# 3 day week For how long can JB claim last



## Card (2 Jul 2009)

Looking at the option of working a 3 day week had a look at the welfare site  and its says

Length of time Jobseeker's Benefit is paid
Since 15 October 2008, you may be paid Jobseeker's Benefit for up to 12 months, however, there are some exceptions to this. For example, if you were getting Jobseeker's Benefit for at least 6 months before 15 October 2008 you can continue to claim Jobseeker's Benefit for up to 15 months (65 weeks).

Does this mean that if I am claiming for 2 days a week I can only claim for 12 calendar months? If this is not the case can someone please point me to the section of the welfare site that this applies to?

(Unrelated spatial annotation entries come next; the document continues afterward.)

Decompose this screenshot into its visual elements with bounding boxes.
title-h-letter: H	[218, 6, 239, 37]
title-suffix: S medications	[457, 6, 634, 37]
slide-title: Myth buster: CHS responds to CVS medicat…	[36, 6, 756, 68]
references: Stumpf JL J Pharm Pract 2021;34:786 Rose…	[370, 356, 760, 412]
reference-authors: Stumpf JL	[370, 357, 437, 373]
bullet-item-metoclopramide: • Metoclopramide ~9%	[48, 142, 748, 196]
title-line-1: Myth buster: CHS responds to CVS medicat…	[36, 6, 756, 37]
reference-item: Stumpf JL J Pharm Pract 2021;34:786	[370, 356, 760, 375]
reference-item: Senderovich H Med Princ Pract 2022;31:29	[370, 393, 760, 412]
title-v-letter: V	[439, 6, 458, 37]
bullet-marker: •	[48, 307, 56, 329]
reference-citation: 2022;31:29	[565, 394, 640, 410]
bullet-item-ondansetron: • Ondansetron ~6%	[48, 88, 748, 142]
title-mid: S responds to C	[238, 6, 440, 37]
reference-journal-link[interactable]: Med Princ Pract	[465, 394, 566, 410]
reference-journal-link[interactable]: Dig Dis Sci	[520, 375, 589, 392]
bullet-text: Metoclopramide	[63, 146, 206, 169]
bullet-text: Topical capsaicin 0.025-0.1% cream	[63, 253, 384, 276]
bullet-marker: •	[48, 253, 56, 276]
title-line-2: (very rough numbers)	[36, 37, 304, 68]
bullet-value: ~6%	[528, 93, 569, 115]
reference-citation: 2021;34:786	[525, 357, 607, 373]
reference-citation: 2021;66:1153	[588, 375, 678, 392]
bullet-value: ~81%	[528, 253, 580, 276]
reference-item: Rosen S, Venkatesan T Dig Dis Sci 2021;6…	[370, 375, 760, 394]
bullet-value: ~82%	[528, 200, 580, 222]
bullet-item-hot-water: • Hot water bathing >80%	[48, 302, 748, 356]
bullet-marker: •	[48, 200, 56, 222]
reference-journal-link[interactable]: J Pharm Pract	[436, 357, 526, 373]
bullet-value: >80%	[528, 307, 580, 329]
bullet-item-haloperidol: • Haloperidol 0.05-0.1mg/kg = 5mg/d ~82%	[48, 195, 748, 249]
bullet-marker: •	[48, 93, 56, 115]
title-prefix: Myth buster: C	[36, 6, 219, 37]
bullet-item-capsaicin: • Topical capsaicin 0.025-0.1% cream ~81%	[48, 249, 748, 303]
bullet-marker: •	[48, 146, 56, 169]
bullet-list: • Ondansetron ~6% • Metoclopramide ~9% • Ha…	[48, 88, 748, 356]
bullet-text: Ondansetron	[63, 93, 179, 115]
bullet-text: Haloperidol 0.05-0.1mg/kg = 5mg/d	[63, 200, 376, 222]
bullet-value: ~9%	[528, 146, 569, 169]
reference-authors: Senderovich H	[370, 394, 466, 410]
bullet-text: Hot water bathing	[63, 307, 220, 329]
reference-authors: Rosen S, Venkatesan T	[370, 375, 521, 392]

I can't seem to find it. 

May be put on 3 day week, and wondering if its worth my while applying, in case I can't find full time job and the 3 weeks gets cut further, i may be in more need of JB then!


----------



## Berni (2 Jul 2009)

Your entitlement is measured in days, but its usually stated as how many months it would last you if fully unemployed.  See the FAQs here http://www.welfare.ie/EN/Pages/jajbfaq.aspx#q9


----------



## berkeley (2 Jul 2009)

I've just started a three day week and it seems I'm entitled to 312 days JB


----------